Cette double identité musicale et littéraire n’est pas un accident. En effet, elle se trouve au cœur même de la ligne éditoriale de la Revue wagnérienne, ce qui la distingue des autres petites revues littéraires et des journaux musicaux de son époque. Mais cette dualité sera aussi la cause d’un grand malentendu dont l’enjeu renvoie à la définition même du wagnérisme. Pour les wagnériens du type conservateur comme Charles Lamoureux et Louis de Fourcaud, il est primordial de créer un lieu de rassemblement afin de défendre l’œuvre de Wagner contre les attaques de ses détracteurs. Pour les progressistes, comme Dujardin et Houston Stewart Chamberlain ‒ son collaborateur et future figure centrale du mouvement völkisch, une des influences intellectuelles du nazisme – il faut plutôt répondre à la question « voulons-nous un nouvel Art ? ou n’en voulons-nous pas ? » (Chamberlain 1888a, p. 281). Ce conflit entre deux versions de la mission du wagnérisme – ouverture ou non à la création contemporaine en musique, en littérature et dans les arts visuels – ne cessera de hanter Dujardin et ses collègues pendant la publication de la Revue. Leurs opposants refuseront d’accepter cet éclectisme. Certains, comme Georges Servières, parlent même de cercle fermé composé de « fanatiques » prêchant « un étrange catéchisme qui doit soumettre théâtre, peinture, philosophie, littérature, au règne des dogmes de Bayreuth » (Servières 1887, p. 282).
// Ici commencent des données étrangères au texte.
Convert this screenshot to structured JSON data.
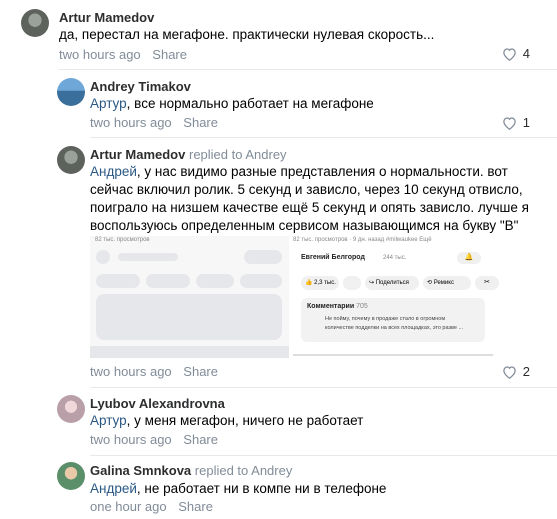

Cette vision de la Revue en tant que repaire pour artistes prétentieux et intransigeants mènera à de nombreux démêlés avec son public non littéraire et amorcera sa chute en juillet 1888.
Mais comment Dujardin et Chamberlain comptaient-ils établir ce nouvel art, et comment en sont-ils venus à déplaire à la plupart de leurs lecteurs ? Dès l’année 1884, lorsqu’ils échafaudent encore le projet de la Revue, la nécessité de créer un forum artistique dépassant le strict cadre musical s’impose à eux. Ce dessein est clairement mentionné dans une lettre de 1884, où Chamberlain, qui connait mieux l’allemand que Dujardin et a lu Wagner dans le texte, donne son avis sur la question d’un « élargissement » potentiel de la Revue aux autres arts : « Il me paraît donc d’une utilité incontestable que vous parliez des œuvres qui ont des rapports avec l’idéal wagnérien, et que dans votre Revue, ces œuvres soient étudiées et jugées du point de vue wagnérien » (Chamberlain 1884). En d’autres termes, la Revue prétend dès ses débuts contribuer à la fondation d’un art « wagnérien ».
Plus précisément, il s’agit d’aller au-delà de la discussion des œuvres de Wagner et d’en extraire des principes esthétiques représentatifs afin de faire la critique d’œuvres contemporaines à travers des critères dits « wagnériens ». Ces critères reposent en grande partie sur l’idée d’une synthèse entre les contraires dont le but était de créer une œuvre d’art totale, ou Gesamtkunstwerk. En littérature, cela peut se réaliser à travers un poème écrit avec une intention musicale (où la rime, la prosodie et la combinaison de sonorités sont tout aussi importantes que le contenu, sinon plus), ou dans un récit en prose mêlant le rationnel et l’irrationnel de façon égale. C’est en réfléchissant à comment accomplir cette fusion entre réalisme et subjectivisme, entre logique et illogisme, et enfin entre forme et contenu, que Dujardin en vient à recruter les écrivains qu’il admire pour assurer la jonction entre Wagner et la création littéraire française contemporaine.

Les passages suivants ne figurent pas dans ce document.